Monteagle, unsure of the letter’s intent but alarmed by its tone, delivered it to Robert Cecil, Earl of Salisbury, the king’s spymaster, who was already on edge about Catholic conspiracies. Cecil briefed King James, who, fearing assassination, ordered a search of the Palace of Westminster. On the night of November 4, 1605, Sir Thomas Knyvet led a patrol through the undercroft beneath the House of Lords. There, they found Fawkes, still posing as John Johnson, standing guard over a suspiciously large pile of firewood. A closer look revealed the 36 barrels of gunpowder, along with fuses and a pocket watch, betraying Fawkes’s plan to time the explosion with precision.
Fawkes was arrested on the spot and taken to the Tower of London. Initially defiant, he gave only his alias and claimed to be acting alone. But under relentless torture — ordered by King James and including the rack — he broke, revealing the full scope of the plot and the names of his co-conspirators over several agonising days. The revelation sent shockwaves through the government. Catesby, Tresham, and others fled to the Midlands, hoping to rally Catholic support for a rebellion. Their hopes were dashed.
The surviving plotters, including Fawkes, faced trial in January 1606. Sir Edward Coke, the attorney general, prosecuted them for high treason, presenting the gunpowder barrels and Fawkes’s confessions as irrefutable evidence. The trial was a formality; the outcome was never in doubt. On January 31, 1606, Fawkes, along with Thomas Winter, Ambrose Rookwood, and Robert Keyes, were sentenced to be hanged, drawn and quartered. At the scaffold in Westminster’s Old Palace Yard, Fawkes, weakened by torture but resolute, climbed the ladder and leapt, breaking his neck and sparing himself the gruesome dismemberment that followed for the others.

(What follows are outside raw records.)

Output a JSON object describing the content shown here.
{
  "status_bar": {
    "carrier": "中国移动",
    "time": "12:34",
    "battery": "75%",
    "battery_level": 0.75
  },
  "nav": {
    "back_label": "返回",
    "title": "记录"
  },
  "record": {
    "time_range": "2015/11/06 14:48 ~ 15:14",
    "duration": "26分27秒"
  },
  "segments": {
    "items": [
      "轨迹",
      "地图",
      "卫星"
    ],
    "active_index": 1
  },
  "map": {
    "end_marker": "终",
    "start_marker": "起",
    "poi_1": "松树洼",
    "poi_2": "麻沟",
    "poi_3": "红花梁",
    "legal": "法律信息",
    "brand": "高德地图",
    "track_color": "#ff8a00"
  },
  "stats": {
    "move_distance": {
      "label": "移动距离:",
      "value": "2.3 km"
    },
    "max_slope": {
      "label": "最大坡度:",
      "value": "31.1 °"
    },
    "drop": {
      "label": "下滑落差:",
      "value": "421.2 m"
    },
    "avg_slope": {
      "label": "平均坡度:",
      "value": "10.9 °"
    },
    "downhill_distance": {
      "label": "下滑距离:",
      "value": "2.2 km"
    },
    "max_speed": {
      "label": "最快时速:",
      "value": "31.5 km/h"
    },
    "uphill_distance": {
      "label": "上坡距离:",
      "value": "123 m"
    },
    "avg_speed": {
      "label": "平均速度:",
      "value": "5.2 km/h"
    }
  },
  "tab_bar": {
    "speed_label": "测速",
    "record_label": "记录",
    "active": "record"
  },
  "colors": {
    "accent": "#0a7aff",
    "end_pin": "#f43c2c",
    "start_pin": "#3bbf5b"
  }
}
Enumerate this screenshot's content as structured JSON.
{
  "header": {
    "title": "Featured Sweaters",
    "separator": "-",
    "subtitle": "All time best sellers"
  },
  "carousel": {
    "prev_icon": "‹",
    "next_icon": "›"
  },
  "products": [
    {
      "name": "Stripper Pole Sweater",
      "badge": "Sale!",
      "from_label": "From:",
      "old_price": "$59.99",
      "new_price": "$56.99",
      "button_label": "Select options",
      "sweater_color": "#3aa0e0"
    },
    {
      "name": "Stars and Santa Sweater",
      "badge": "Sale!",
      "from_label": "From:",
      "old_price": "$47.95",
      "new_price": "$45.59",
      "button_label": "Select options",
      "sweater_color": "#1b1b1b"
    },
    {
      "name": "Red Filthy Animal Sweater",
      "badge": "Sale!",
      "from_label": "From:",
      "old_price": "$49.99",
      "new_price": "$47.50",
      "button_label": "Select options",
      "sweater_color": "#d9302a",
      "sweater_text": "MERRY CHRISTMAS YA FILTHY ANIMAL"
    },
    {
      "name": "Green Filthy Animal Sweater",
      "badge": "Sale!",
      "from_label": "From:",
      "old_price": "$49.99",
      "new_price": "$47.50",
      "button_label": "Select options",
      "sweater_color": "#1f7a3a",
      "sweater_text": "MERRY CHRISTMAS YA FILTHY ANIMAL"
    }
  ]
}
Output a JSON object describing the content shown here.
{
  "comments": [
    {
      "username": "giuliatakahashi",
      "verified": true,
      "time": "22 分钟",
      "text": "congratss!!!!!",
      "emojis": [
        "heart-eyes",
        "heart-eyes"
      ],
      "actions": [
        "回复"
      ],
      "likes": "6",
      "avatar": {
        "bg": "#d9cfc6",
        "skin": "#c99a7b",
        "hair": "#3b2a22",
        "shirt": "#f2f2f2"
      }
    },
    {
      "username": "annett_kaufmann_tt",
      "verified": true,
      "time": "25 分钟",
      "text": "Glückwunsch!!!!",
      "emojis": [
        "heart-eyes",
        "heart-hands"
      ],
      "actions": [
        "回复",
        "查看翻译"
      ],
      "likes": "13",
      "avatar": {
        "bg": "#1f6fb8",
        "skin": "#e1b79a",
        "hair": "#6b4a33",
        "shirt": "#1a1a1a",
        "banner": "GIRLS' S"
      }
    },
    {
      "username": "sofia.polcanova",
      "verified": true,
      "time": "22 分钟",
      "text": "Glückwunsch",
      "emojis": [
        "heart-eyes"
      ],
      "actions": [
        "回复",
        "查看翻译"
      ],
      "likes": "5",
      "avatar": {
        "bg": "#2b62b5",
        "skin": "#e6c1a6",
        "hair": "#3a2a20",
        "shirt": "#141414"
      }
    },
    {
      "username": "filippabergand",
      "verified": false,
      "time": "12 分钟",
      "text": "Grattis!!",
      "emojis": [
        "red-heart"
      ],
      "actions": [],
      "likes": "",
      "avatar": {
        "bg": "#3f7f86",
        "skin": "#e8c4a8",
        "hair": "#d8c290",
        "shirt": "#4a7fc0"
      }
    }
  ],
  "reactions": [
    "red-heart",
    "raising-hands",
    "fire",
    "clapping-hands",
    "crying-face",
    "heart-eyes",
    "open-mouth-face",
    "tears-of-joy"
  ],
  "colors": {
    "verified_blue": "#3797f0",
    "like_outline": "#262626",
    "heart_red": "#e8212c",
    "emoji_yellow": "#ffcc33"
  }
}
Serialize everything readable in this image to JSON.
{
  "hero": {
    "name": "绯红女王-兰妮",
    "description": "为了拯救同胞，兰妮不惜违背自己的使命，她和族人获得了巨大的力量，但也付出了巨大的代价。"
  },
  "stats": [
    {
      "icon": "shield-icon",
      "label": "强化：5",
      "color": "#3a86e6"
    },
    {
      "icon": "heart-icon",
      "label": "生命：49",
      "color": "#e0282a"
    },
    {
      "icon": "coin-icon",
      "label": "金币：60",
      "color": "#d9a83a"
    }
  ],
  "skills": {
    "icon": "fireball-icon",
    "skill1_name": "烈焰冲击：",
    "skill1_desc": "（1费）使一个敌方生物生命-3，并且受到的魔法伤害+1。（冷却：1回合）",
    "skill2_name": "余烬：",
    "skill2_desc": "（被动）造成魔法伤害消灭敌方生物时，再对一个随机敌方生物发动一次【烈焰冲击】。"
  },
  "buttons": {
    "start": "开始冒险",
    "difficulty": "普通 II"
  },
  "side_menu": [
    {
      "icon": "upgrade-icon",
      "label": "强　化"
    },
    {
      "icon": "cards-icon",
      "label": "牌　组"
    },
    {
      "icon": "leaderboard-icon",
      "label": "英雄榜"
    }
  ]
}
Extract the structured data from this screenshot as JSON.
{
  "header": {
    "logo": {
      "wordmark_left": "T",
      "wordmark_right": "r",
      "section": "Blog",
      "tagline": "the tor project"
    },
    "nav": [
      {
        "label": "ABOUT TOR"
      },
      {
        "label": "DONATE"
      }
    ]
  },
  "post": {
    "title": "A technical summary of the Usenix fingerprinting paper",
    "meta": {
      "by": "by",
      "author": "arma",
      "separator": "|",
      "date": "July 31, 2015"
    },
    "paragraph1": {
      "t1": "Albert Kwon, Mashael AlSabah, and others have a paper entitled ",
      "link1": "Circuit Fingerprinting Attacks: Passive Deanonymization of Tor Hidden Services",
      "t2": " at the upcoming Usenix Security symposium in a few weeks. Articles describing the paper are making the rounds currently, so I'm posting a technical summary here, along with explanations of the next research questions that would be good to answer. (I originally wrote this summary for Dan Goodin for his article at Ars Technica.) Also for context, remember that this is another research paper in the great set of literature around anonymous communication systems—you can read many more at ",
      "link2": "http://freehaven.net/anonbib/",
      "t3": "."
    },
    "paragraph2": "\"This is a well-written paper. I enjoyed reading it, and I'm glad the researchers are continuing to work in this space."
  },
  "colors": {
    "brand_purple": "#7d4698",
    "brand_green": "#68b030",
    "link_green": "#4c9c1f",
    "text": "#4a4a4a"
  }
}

The government wasted no time in capitalising on the plot’s failure. New anti-Catholic laws tightened the screws on an already oppressed community, with heavier fines, property seizures, and restrictions on Catholic worship. Fr Henry Garnet, a Jesuit priest with tangential ties to the plotters, was arrested and executed, his involvement exaggerated to justify broader persecution. The Gunpowder Plot became a propaganda triumph for the Protestant regime, cementing Catholics as a perpetual threat in the public imagination.
The Fawkes Myth
The Gunpowder Plot failed spectacularly, but Guy Fawkes’s name endured, twisted by time into a symbol of rebellion. Every November 5, his effigy is burned on bonfires across Britain during Guy Fawkes Night, a ritual celebrating the plot’s defeat.
As we seek to understand this complex historical figure, it’s important to note that Fawkes was not an anarchist or revolutionary in the modern sense. He was a Catholic soldier, driven by faith and the crushing weight of persecution to an act of desperation. One may argue about his methods, especially from our moral perspective today, but his goal was not to tear down society but to restore what he saw as the true faith. As fireworks light the sky each November, the real Guy Fawkes — a man of conviction, caught in a brutal religious divide — deserves more than a caricature. He was neither a villainous traitor nor a heroic freedom fighter, but a product of his time, pushed to extremes by a world that offered no middle ground.